Cerebras has just terminated 6 new KI data centers that process 40m tokens per second – and it could be bad news for Nvidia

Cerebras has just terminated 6 new KI data centers that process 40m tokens per second – and it could be bad news for Nvidia

Take part in our daily and weekly newsletters to get the latest updates and exclusive content for reporting on industry -leading AI. Learn more


Cerebras systemsA KI hardware startup that was constantly challenging Nvidia’s dominance On Tuesday, the market for artificial intelligence announced a significant expansion of the footprint of the data center and two important corporate partnerships, which the company position as the leading provider of high-speed AI inferiority services.

The company will add six new AI calculus centers in North America and Europe and increase its inference capacity of twenty subject to over 40 million token per second. The expansion includes facilities in Dallas, Minneapolis, Oklahoma City, Montreal, New York and France, with 85% of the total capacity in the USA.

“This year it is our goal, the demand and the new demand that we expect to really satisfy new models such as Lama 4 and New Deekseek models,” said James Wang, director of product marketing at Cerebras, in an interview with Venturebeat. “This is our enormous growth initiative this year to satisfy the almost unlimited demand that we see for inference token across the board.”

The expansion of the data center is the ambitious bet of the company that the market for high-speed ACI inference is processed in which trained AI models for applications in the real world are generated dramatically when companies are looking for faster alternatives to GPU-based solutions from NVIDIA.

Cerebras plans to expand in eight data centers in North America and Europe from 2 million to over 40 million tokens per second to the fourth quarter of 2025. (Credit: Cerebras)

Strategic partnerships that bring high-speed AI for developers and financial analysts

In addition to the expansion of the infrastructure, Cerebra’s partnerships terminated HugThe popular AI developer platform and Alphase menseA market information platform that is widespread in the financial service industry.

The Hug The integration enables its five million developers to be able to access Cerebras inference With a single click without registering separately for cerebras. This is a large distribution channel for cerebras, especially for developers who work with open source models as possible Call 3.3 70b.

“Hugging face is a kind of Github from AI and the center of all open source -ai ai development,” said Wang. “The integration is super nice and native. They only appear in the list of inference providers. You simply check the check box and can use cerebras immediately. “

The alphasense partnership is a significant company profit for companies, whereby the Financial Intelligence Platform changes from a “global, three best AI model provider closed AI” to Cerebras. The company, which serves around 85% of Fortune 100 companies, uses Cerebras to accelerate its AI-driven search functions for market information.

“This is an enormous customer win and a very large contract for us,” said Wang. “We accelerate by 10 times, so what used to be five seconds or longer took it, basically with Cerebras.”

Mistral LE chat, which is driven by Cerebras, processes 1,100 tokens per second and exceeds competitors such as Google’s Gemini, Chatgpt and Claude. (Credit: Cerebras)

How Cerebras the race for the AI ​​infection speed gains when the argumentation models become slower

Cerebras has positioned itself as a specialist for high -speed strollers and asserted his claim Wafer-scale engine processor (Wafel-3) AI models can do 10 to 70 times faster than GPU-based solutions. This speed advantage has become increasingly valuable if AI models develop into more complex argumentation skills.

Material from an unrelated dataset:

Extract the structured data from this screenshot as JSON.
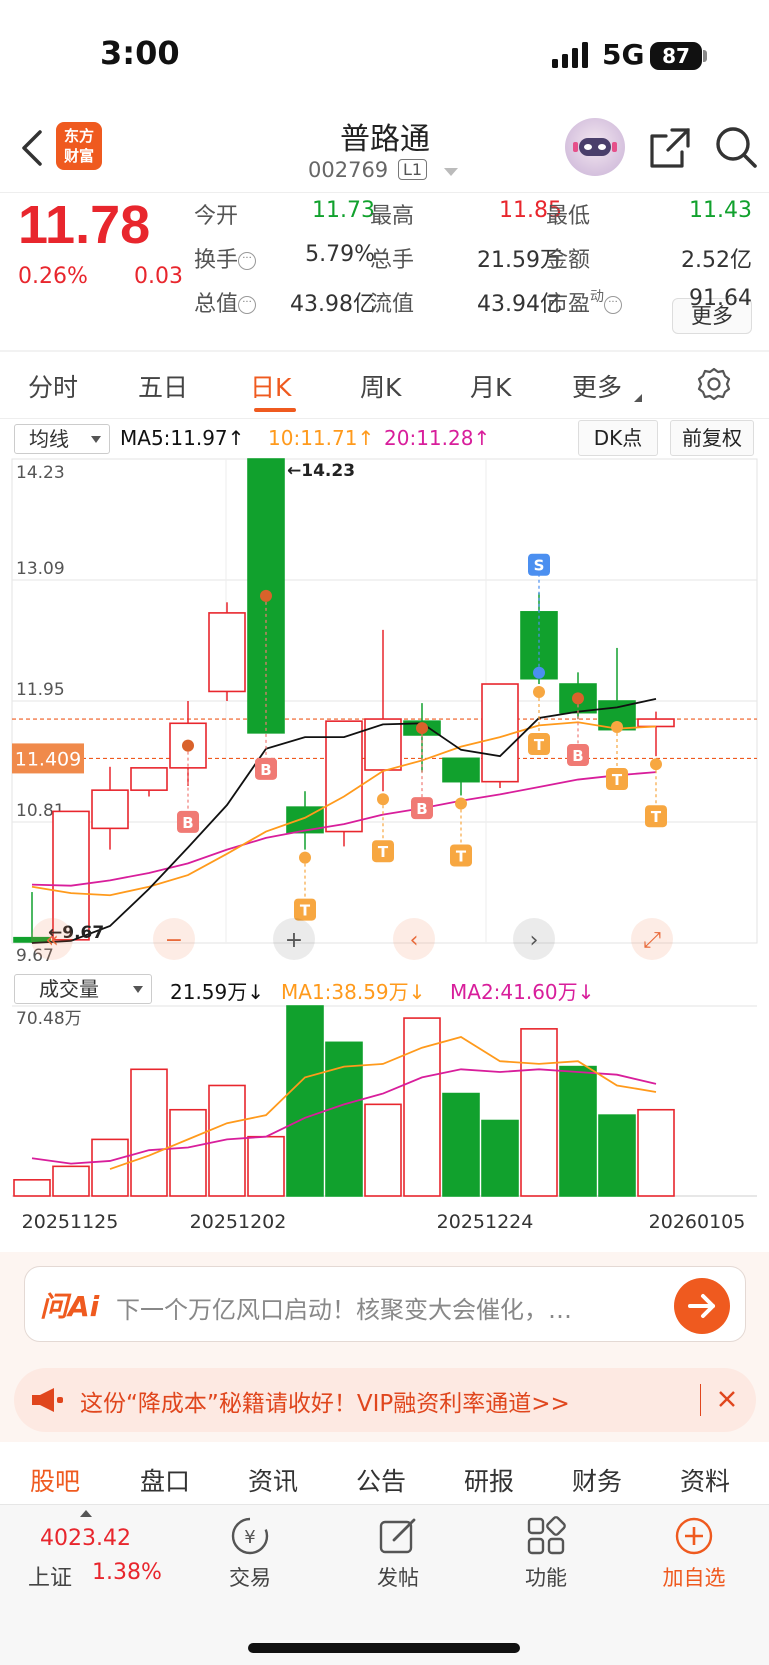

“If you listen to Jensen’s statements, the argument is the next big deal, even according to Nvidia,” said Wang and referred to Nvidia CEO Jensen Huang. “But what he doesn’t tell you is that the whole thing runs 10 times slower because the model has to think and generate a number of internal monologues before you have the final answer.”

This slowdown creates a chance for cerebras, the special hardware of which should accelerate these more complex KI workloads. The company has already secured top -class customers, including Confusion Ai And Mistral they haveUse the cerebras to supply your AI search or assistant products with electricity.

“We help to become confusion to the fastest AI search engine in the world. Otherwise it is not possible, ”said Wang. “We help Mistral to achieve the same performance. Now you have a reason for the people to subscribe to Le Chat Pro, while your model is probably not the same state-of-the-art level as GPT-4. “

Cerebras’ hardware delivers infer to up to 13x faster than GPU solutions for popular AI models such as Lama 3.3 70b and deepseek R1 70b. (Credit: Cerebras)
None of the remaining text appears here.